Salen Uddin, a real estate consultant and president of Parkchester Property Management, said that many of Parkchester’s roughly 41,000 residents work in Manhattan, making for an hour commute. Uddin thinks that the addition of a Metro-North station is a plus, attracting more residents to Parkchester while increasing property values.
“Transportation is very important for real estate. This is a good thing,” Uddin said. “Those people who are coming to Manhattan from upstate [New York], and Connecticut, like Standford, Bridgeport, and other areas, I think slowly they will stay here. They will purchase properties here. They will live here. They will also commute for a shorter time.”
Diaz agreed, adding development will spur job growth.
“I think it’s going to be great for Connecticut and upstate [New York] like the Hudson Valley.

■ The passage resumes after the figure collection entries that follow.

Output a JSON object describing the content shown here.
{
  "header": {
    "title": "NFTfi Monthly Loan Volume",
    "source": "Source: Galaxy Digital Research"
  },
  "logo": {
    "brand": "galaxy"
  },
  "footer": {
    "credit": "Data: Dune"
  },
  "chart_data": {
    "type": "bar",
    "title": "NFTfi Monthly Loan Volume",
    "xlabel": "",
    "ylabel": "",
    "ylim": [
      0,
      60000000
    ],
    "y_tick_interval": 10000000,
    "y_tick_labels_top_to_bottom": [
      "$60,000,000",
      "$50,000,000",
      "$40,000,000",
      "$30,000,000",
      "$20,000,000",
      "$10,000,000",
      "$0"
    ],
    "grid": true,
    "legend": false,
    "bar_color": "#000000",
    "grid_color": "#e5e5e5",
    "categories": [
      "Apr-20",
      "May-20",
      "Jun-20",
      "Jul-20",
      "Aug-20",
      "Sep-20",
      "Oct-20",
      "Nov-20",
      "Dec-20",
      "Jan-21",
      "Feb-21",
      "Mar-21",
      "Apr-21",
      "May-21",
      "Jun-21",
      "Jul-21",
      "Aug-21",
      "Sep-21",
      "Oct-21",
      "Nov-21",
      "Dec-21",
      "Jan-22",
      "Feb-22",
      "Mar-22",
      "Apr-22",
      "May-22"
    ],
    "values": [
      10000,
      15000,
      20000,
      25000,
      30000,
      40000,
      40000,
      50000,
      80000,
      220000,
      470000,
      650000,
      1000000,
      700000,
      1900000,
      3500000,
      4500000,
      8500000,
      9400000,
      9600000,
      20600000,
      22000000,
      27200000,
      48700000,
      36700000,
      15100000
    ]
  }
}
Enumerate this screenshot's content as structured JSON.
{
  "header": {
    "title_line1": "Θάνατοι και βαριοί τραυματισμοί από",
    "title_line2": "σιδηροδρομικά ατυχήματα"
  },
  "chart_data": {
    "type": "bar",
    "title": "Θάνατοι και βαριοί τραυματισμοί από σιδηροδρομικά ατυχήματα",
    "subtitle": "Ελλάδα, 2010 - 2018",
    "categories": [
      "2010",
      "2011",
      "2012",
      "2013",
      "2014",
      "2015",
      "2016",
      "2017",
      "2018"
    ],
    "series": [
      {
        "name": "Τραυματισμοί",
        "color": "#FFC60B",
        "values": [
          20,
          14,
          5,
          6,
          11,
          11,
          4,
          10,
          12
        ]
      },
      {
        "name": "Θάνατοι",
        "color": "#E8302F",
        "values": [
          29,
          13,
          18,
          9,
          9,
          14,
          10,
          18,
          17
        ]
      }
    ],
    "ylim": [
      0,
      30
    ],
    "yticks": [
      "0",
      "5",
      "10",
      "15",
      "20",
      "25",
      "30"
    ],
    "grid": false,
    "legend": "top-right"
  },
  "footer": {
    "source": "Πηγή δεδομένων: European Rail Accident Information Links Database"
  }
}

We will be able to give access to jobs that are created at the Hutch Metro Center,” Diaz said, referring to the mega office complex in the Pelham Bay/Morris Park neighborhoods. The pending Morris Park station will be a roughly half-mile walk.
A spokesperson for Metro-North said the project is currently in the design, engineering and environmental work stages.
“When the project is complete, the new stations will drastically reduce travel times for people who commute to Manhattan and reverse commute to Westchester and beyond,” said the spokesperson. The project is part of the MTA’s 2015, five-year capital budget plan.
The addition of a station stands to complement Parkchester’s history of a city built within a city.
The neighborhood, financed for construction by the Metropolitan Life Insurance Company in 1940, is home to 171 brick apartment buildings, uniform in its exterior though distinguishable by small terra-cotta statues that can be seen from the top of some of the buildings. The community was intended to provide reasonably priced housing for New Yorkers.
According to Parkchester Property Management, “Met Life’s plan was to develop a fully landscaped self-contained community with its own shopping centers, restaurants, and commercial office spaces all to be attractively integrated among the residential buildings. It was, in essence, a community of convenience.
For Linietsky, Parkchester’s neighborly atmosphere completely differentiates itself from other neighborhoods in the city. “Parkchester is like an enchanted forest in the city. Wonderful housing. Parkchester provides economical living and we can breathe easy about it,” he said.
It will also have an easier commute in the coming years.
Diaz, who will be out of office by the time the trains roll in, said the Bronx couldn’t be more ready. “We’re focused on hurrying up and getting the stations built,” he said.